Portanto, a ATD proporciona ao pesquisador a oportunidade de ir e vir, quando necessário, em todos os ciclos, sendo esse processo caracterizado como auto-organizado, porém, não engessado (MORAES; GALIAZZI, 2016). Sendo que o pesquisador, como principal autor, busca por suas novas compreensões advindas do mergulho sobre os dados, bem como sobre a análise, ação que possibilita discutir e evidenciar suas conclusões com autoria, quando requisitado por outros pesquisadores. Assim, tal metodologia de cunho qualitativo e fenomenológico proporciona o surgimento de novos conhecimentos e compreensões acerca dos materiais analisados e descritos na elaboração de metatextos.
3 CONSIDERAÇÕES FINAIS
Por ora, a intenção não é de concluirmos algo, mas indicar o processo e fortalecer a percepção de que as várias reflexões feitas ao longo deste trabalho possivelmente ajudarão a compreender melhor a ATD. É importante relatar que esse trabalho materializa de maneira escrita um ciclo da nossa formação como pesquisadores, mas o ciclo não termina com esse discurso. Assim como Calixto, Galiazzi e Kiouranis (2021), o exercício de escrita desses trabalhos “formativos”, ou ainda, “informativos” sobre a ATD sinaliza um momento de reflexão, análise crítica e aprendizagem do percurso de jovens pesquisadores para apropriar e aprender os elementos da ATD. Nesse sentido, para conhecer algo de forma mais profunda a respeito desta metodologia, faz-se necessário o exercício de leituras e escrita de referenciais teórico mais amplo, sem dizer que ainda não experimentamos sua utilização na prática. Esse momento será um divisor de águas para perceber e avançar na compreensão da ATD, à medida que aprofundaremos nossa visão sobre o fenômeno investigado e faremos de nossas pesquisas algo original, emergindo também em um “aprender fazendo”.

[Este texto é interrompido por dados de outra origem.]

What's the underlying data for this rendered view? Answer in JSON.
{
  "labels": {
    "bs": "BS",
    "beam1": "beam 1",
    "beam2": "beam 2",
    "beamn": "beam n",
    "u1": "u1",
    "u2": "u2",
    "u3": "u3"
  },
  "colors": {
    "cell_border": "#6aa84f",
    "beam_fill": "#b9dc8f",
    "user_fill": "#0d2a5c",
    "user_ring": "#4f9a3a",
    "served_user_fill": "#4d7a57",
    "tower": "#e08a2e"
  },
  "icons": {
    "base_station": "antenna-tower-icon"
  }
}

Considerando que somos iniciantes perante a ATD, um misto de sentimentos e sentidos nos invadem quando buscamos aprender mais sobre a ATD. Isso é natural do ser humano. A estranheza frente o desconhecido faz parte do processo de formação como pesquisadores. Quando somos inseridos e desafiados em nossas pesquisas durante a Pós-Graduação, reaprendemos percepções investigativas sem nos afastar da criatividade. O que é essencial à vida acadêmica.